La question du tabou
  • Le sujet est aujourd’hui encore largement tabou même, voire surtout, dans les milieux écologistes où seule presque la question de notre mode de vie est débattue. Rappel de quelques exemples de ce tabou, (quasi-unanimité politique sur le sujet, caricature des antinatalistes, ostracisassions des mouvements malthusiens, l’adjectif « malthusien » lui-même ayant pris une connotation péjorative, aussi bien dans son sens restreint que dans son sens le plus général. Notons que les médias eux-mêmes présentent régulièrement par exemple le haut niveau de fécondité français (par rapport aux autres pays européens) comme un élément tout à fait favorable par nature.
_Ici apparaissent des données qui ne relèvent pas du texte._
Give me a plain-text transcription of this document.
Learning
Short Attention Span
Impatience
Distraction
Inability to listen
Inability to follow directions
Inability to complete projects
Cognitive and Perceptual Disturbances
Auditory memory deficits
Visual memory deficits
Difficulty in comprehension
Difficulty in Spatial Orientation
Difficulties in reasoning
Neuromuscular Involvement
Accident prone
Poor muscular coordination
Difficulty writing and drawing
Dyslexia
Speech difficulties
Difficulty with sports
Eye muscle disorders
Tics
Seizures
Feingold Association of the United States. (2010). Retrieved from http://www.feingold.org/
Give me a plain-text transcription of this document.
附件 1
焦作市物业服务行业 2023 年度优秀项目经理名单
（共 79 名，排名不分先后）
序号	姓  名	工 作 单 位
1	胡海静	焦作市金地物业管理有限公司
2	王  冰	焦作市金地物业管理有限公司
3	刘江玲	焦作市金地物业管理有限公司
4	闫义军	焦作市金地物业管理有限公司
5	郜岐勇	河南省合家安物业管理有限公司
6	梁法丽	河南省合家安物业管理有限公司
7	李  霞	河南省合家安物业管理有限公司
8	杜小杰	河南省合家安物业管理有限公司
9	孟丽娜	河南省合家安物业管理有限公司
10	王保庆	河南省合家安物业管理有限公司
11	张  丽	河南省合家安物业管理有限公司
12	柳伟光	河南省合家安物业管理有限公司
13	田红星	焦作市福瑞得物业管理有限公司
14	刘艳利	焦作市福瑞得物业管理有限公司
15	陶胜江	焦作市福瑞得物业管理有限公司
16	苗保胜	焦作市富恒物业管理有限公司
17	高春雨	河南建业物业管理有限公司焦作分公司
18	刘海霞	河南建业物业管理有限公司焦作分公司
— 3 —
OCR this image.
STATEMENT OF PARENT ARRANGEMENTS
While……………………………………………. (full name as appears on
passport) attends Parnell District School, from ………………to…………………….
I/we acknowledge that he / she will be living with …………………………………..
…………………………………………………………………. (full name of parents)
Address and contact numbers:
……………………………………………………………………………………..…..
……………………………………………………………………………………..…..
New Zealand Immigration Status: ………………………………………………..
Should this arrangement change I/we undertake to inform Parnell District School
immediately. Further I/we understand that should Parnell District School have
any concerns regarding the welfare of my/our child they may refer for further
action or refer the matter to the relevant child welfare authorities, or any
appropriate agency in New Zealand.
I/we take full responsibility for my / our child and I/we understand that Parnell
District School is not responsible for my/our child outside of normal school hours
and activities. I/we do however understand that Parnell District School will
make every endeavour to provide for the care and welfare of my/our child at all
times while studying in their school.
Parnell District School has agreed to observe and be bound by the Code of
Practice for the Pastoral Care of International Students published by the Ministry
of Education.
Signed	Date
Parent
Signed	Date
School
  • Réflexions sur les raisons de ce tabou, rapport à l’enfant, rôle du « politiquement correct », volonté de prééminence.
Ce qui peut être fait
  • Dans les pays en voie de développement : réserver une part importante de l’aide au développement (25 % ?) à la planification familiale. Prendre conscience qui si des problèmes culturels restent déterminant des questions très matérielles comme la facilité et le coût d’accès à la contraception restent délicates, un effort peut-être fait de ce point de vue. Au moins 30 % des femmes des pays peu développés seraient en attente insatisfaite de contraception. Par ailleurs, bien évidemment, il faut favoriser l’éducation : un haut niveau d’éducation restant corrélé à une fécondité plus basse (même si la question est délicate, car l’éducation est elle-même corrélée à beaucoup d’autres éléments sociaux et économiques).
  • Dans les pays développés, limiter à l’avenir les transferts financiers (via les politiques fiscales et les allocations familiales et autres aides) des familles ayant peu d’enfants vers les familles nombreuses (sans effets rétroactifs bien entendu pour ne pas mettre dans l’embarras les familles actuelles).